Rappelé que l’exécution provisoire est de droit pour toute créance à caractère salarial dans la limite de neuf mois de salaire et pour tout document que l’employeur est légalement tenu de délivrer,

Dit n’y avoir lieu à exécution provisoire totale,

Fixé le salaire moyen à 2889,76’ bruts,

Débouté la SAS CASTILEX de sa demande au titre de l’article 700 du code de procédure civile,

Condamne la SAS CASTILEX aux entiers dépens de la présente instance

L’INFIRME pour le surplus

STATUANT à nouveau sur les chefs d’infirmation,

ANNULE l’avertissement notifié le 13 décembre 2021,

CONDAMNE la SAS Castilex à payer à M. [Y] la somme de 14 448,80 ‘ (5 mois de salaire) à titre de de dommages et intérêts pour licenciement dénué de cause réelle et sérieuse avec intérêts au taux légal à compter présent arrêt,

Y ajoutant,

ORDONNE le remboursement par la SAS Castilex des allocations chômages perçues par le salarié du jour de son licenciement au jour de la présente décision dans la limite de six mois,

DIT qu’à cette fin, une copie certifiée conforme du présent arrêt sera adressée à France Travail Rhône-Alpes – [Adresse 6] – [Localité 1], à la diligence du greffe de la présente juridiction,

CONDAMNE la SAS Castilex aux dépens d’appel,

CONDAMNE la SAS Castilex à payer la somme de 2 500 ‘ à M. [Y] sur le fondement de l’article 700 du code de procédure civile en cause d’appel.

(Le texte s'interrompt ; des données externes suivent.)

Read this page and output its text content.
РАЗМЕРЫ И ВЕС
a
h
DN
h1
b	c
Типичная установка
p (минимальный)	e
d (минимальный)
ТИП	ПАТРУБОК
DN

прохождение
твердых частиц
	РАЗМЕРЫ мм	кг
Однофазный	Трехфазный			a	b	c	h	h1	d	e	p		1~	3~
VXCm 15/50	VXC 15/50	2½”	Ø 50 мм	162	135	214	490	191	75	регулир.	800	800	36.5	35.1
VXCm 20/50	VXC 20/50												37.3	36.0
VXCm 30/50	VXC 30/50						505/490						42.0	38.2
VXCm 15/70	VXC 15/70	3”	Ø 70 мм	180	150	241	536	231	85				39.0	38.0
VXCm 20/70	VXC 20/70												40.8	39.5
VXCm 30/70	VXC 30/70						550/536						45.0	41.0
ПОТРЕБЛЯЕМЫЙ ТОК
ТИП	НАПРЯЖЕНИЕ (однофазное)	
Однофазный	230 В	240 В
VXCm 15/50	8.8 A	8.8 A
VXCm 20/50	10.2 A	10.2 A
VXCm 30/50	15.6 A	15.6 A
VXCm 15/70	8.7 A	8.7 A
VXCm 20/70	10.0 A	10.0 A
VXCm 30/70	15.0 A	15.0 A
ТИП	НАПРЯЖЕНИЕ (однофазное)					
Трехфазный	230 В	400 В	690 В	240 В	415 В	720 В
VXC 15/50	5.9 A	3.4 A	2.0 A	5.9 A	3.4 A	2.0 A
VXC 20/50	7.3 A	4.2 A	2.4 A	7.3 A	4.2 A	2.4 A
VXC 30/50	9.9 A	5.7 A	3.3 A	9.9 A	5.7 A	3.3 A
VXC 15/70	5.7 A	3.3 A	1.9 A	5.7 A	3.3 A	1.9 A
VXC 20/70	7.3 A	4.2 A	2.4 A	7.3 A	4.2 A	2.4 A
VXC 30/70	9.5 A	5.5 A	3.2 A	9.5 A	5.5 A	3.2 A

DIT n’y avoir à application des dispositions de l’article 700 du code de procédure civile

Ainsi prononcé publiquement le 10 Avril 2025 par mise à disposition de l’arrêt au greffe de la Cour, les parties présentes en ayant été préalablement avisées dans les conditions prévues au deuxième alinéa de l’article 450 du code de procédure civile, et signé par Madame Valéry CHARBONNIER, Présidente, et Monsieur Bertrand ASSAILLY,Greffier pour le prononcé auquel la minute de la décision a été remise par le magistrat signataire.